Aufreger-Kino

Porno-Marathon geht weiter: “Nymphomaniac 2”

Kino
29.03.2014 17:00
Porno boomt. Teil 2 der von Regisseur Lars von Trier provokant inszenierten Vita einer Nymphomanin ist der schamlose Höhepunkt eines Echtsex-Trends im Mainstream-Kino. Kinostart von "Nymphomaniac 2": 4. April.

Die sexuelle Revolution hat das Begehren befreit. Erstickt unter dicken Tuchenten in den verklemmten Nächten des Bürgertums, mit Sünde beladen vom weltabgewandten Klerus und einst als verbotene Filmchen in schummrige Videotheken verbannt, drängt Pornographisches nun als Stilmittel beherzt herzlos ins Mainstream-Kino.

Charlotte Gainsbourg, Protagonistin in Lars von Triers verstörender Libidoökonomie, eine Frau, die ausschließlich ihrem "Basic Instinct" folgt, bringt es auf den Punkt: "Sex ist die Konkubine des Kapitalismus. Und die größte Perversion ist die Einsamkeit, der wir doch alle entfliehen wollen."

Gainsbourg verspeist einen Liebhaber nach dem anderen
Auf ihren schmalen Schultern, ja in ihrem gierigen Becken ruht Teil 2 der cinematographischen Lustsuche "Nymphomaniac". Getrieben von der Gier nach immer neuen Kopulationspraktiken verspeist sie einen Liebhaber nach dem anderen, würfelt darum, wem sie den Laufpass gibt und entflieht der tristen Mechanik der Welt selbst im Moment des größten Schmerzes - wenn ihr Vater stirbt, indem sie einen Fremden im Keller der Klinik verführt.

Gainsbourg: "Nicht das explizit Geschlechtliche in 'Nymphomaniac' ist der Skandal, sondern die Abspaltung des Begehrens von der Liebe." Wenn sich Joe, so der Name der Sexsüchtigen, ganz bewusst auspeitschen und geißeln lässt, dann nur, um überhaupt noch etwas zu spüren in einem Körper, der längst taub ist für die Signale des Begehrens.

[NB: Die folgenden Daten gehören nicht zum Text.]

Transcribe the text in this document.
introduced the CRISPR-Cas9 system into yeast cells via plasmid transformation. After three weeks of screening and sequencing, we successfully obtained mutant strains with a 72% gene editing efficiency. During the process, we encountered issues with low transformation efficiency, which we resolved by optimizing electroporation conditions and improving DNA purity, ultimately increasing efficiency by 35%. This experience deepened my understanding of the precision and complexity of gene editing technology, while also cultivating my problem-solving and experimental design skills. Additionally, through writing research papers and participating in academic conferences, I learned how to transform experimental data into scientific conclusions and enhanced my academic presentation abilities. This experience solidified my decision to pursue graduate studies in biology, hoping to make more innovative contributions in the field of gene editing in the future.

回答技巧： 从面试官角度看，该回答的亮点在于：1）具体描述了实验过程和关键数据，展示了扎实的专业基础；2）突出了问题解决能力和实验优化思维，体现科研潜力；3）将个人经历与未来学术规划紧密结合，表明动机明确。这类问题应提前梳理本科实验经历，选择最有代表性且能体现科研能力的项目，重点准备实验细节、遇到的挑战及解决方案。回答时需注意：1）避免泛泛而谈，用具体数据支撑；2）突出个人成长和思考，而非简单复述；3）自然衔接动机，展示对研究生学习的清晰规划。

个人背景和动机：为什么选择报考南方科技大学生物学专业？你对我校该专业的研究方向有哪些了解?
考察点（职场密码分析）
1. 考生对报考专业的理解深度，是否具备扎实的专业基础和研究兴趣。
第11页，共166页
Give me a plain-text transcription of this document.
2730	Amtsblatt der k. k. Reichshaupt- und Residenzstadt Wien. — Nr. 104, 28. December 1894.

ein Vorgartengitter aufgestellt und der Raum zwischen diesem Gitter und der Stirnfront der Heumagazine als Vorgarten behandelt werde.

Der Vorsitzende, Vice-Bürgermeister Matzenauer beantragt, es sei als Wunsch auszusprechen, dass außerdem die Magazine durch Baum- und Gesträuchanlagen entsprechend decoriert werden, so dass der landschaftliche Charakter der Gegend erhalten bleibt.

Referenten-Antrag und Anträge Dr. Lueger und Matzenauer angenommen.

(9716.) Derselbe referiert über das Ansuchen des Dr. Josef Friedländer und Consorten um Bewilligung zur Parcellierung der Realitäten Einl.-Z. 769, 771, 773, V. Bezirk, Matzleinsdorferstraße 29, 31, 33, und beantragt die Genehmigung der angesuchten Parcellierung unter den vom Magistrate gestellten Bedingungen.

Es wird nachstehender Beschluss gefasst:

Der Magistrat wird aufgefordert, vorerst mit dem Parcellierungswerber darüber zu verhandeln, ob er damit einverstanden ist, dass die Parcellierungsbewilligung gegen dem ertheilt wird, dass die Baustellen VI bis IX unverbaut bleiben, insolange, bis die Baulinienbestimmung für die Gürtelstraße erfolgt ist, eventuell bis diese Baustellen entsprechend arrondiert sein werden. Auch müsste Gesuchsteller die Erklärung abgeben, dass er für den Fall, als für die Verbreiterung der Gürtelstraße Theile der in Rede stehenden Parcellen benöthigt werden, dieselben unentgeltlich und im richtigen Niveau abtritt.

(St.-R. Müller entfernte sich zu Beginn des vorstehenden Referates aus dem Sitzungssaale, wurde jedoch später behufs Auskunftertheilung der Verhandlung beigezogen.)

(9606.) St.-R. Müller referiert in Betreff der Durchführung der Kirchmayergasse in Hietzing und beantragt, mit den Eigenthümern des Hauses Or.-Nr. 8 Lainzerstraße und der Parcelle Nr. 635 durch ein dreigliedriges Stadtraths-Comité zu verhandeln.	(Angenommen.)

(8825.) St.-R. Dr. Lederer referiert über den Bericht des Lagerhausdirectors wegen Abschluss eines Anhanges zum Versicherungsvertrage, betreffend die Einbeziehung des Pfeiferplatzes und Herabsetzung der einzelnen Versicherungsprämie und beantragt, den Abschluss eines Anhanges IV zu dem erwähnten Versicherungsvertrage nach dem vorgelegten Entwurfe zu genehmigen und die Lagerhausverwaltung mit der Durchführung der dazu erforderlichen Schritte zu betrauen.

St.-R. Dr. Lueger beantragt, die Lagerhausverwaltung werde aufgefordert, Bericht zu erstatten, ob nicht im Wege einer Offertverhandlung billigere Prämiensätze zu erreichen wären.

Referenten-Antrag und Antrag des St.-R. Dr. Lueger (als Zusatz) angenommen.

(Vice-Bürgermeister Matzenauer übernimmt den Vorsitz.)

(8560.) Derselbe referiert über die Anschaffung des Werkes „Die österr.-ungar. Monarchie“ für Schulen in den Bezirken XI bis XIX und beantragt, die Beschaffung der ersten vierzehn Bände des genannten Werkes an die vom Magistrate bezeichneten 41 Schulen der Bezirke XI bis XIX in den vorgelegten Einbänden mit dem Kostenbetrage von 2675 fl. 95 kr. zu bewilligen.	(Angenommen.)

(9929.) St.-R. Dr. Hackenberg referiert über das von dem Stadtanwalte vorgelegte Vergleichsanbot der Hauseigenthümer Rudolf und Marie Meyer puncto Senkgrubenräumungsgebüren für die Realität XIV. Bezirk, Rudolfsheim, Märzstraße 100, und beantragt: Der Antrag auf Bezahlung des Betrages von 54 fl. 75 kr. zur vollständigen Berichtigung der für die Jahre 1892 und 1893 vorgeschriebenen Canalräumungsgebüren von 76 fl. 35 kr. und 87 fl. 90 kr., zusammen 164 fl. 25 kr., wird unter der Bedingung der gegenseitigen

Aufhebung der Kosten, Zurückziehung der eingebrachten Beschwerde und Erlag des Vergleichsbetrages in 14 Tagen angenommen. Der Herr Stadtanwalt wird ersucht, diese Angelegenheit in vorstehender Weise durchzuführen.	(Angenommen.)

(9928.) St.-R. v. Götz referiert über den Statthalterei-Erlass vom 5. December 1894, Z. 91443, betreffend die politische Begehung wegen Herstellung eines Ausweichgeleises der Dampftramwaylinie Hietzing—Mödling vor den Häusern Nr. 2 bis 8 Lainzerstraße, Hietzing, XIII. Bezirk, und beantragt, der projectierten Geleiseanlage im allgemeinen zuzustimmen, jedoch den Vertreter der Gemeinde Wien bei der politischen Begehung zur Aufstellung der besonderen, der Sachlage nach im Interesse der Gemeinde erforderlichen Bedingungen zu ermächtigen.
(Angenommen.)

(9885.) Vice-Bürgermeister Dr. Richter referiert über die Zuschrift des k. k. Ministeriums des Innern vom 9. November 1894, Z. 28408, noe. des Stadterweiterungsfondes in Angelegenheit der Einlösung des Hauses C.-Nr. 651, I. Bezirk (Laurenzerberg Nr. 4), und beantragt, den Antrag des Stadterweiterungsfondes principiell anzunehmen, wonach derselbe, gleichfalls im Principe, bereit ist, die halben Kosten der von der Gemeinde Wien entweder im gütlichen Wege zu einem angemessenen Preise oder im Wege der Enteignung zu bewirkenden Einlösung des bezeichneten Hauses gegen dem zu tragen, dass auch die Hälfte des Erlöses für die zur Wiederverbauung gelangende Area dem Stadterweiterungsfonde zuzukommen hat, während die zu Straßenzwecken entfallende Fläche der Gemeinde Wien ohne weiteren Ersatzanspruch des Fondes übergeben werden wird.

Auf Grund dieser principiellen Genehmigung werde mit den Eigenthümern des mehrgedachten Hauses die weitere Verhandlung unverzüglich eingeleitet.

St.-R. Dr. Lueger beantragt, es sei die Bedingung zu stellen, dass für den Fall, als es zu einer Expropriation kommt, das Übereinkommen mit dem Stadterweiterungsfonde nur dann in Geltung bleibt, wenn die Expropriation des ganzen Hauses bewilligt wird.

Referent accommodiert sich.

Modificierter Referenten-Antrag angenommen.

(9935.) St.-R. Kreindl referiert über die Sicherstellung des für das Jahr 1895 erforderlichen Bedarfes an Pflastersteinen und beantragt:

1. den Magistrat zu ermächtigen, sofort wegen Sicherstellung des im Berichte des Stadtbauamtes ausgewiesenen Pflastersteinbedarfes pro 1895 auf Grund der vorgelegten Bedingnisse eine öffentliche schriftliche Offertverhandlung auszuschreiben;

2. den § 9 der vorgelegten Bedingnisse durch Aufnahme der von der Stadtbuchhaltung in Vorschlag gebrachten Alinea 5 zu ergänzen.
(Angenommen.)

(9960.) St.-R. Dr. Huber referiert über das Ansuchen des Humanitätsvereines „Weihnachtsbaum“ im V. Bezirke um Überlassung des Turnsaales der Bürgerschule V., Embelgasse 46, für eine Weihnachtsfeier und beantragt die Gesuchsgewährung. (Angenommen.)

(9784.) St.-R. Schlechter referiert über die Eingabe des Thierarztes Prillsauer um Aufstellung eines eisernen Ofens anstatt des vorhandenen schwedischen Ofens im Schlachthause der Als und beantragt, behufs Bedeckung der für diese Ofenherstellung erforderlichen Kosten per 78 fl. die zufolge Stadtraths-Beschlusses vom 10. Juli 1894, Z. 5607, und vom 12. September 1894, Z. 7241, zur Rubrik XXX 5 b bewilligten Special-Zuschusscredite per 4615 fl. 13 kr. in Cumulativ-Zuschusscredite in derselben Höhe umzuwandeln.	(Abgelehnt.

Davon erzählt sie dann Seligman - gespielt von Stellan Skargsgard -, der sie geschändet auf der Straße aufgelesen hat, ein durch seine Asexualität "ungefährlichen" Mann. Wenn dieser andächtig lauschend Pornographie und Philosophie verquickt - und allen Ernstes die Partnervielfalt von Joe mit Johann Sebastian Bachs Suche nach Harmonie in der Polyphonie vergleicht, wird es unfreiwillig komisch. Witzig ein Kommentar im Kinodunkel: "Das Kraut, das der Lars schon zum Frühstück raucht, hätt ich auch gern! Alter Schwede, äh, Däne!"

Pornoästhetik als Stilmittel
Geile gedankliche Auswüchse also gepaart mit einer für das wohl erzogene Auge skandalös bildwütigen Umsetzung. Von Trier verwendet eine in unbefriedigende Leere laufende Pornoästhetik als ganz bewusstes Stilmittel, wohl wissend, dass der Fetisch Sex im Kino immer zieht, umso mehr, wenn dieser weiblich besetzt und schmutzig ist. Gainsbourg: "Ein Mann, der sein Sexleben egoistisch auslebt, hätte wohl niemanden aus dem Kinosessel gerissen. Bei einer Frau hingegen schauen wir zweimal hin!"

Bereits in den 1970er-Jahren polarisierten Kinofilme semipornographischen Inhalts wie "Deep Throat", Nagisa Ôshimas "Im Reich der Sinne", die Leinwandorgie "Caligula" oder "Der letzte Tango in Paris". Und moderne Erotik-Filme wie "Intimacy" oder "Romance" setzten noch viel ungenierter auf intime, hautnahe Beischlaf-Authentizität.

Dass Lars von Trier echten, aber letztlich von Doubles vollzogenen Sex wie einen natürlichen Spezialeffekt einsetzt und damit nur etwas vulgärer agiert als die weichzeichnende amerikanische Simulationsfabrik, ist eine kühne Masche! Und die Erregung ebbt nicht ab, soll doch die Adaption des schlüpfrigen Bestsellers "Fifty Shades of Grey" in ähnlicher Weise umgesetzt werden. Ja sogar von einer zusätzlichen "Adults Only"-, also nicht jugendfreien Version ist bereits die Rede. Bleibt abzuwarten, ob Hollywood wirklich reif für das Comeback des Porno-Chics ist!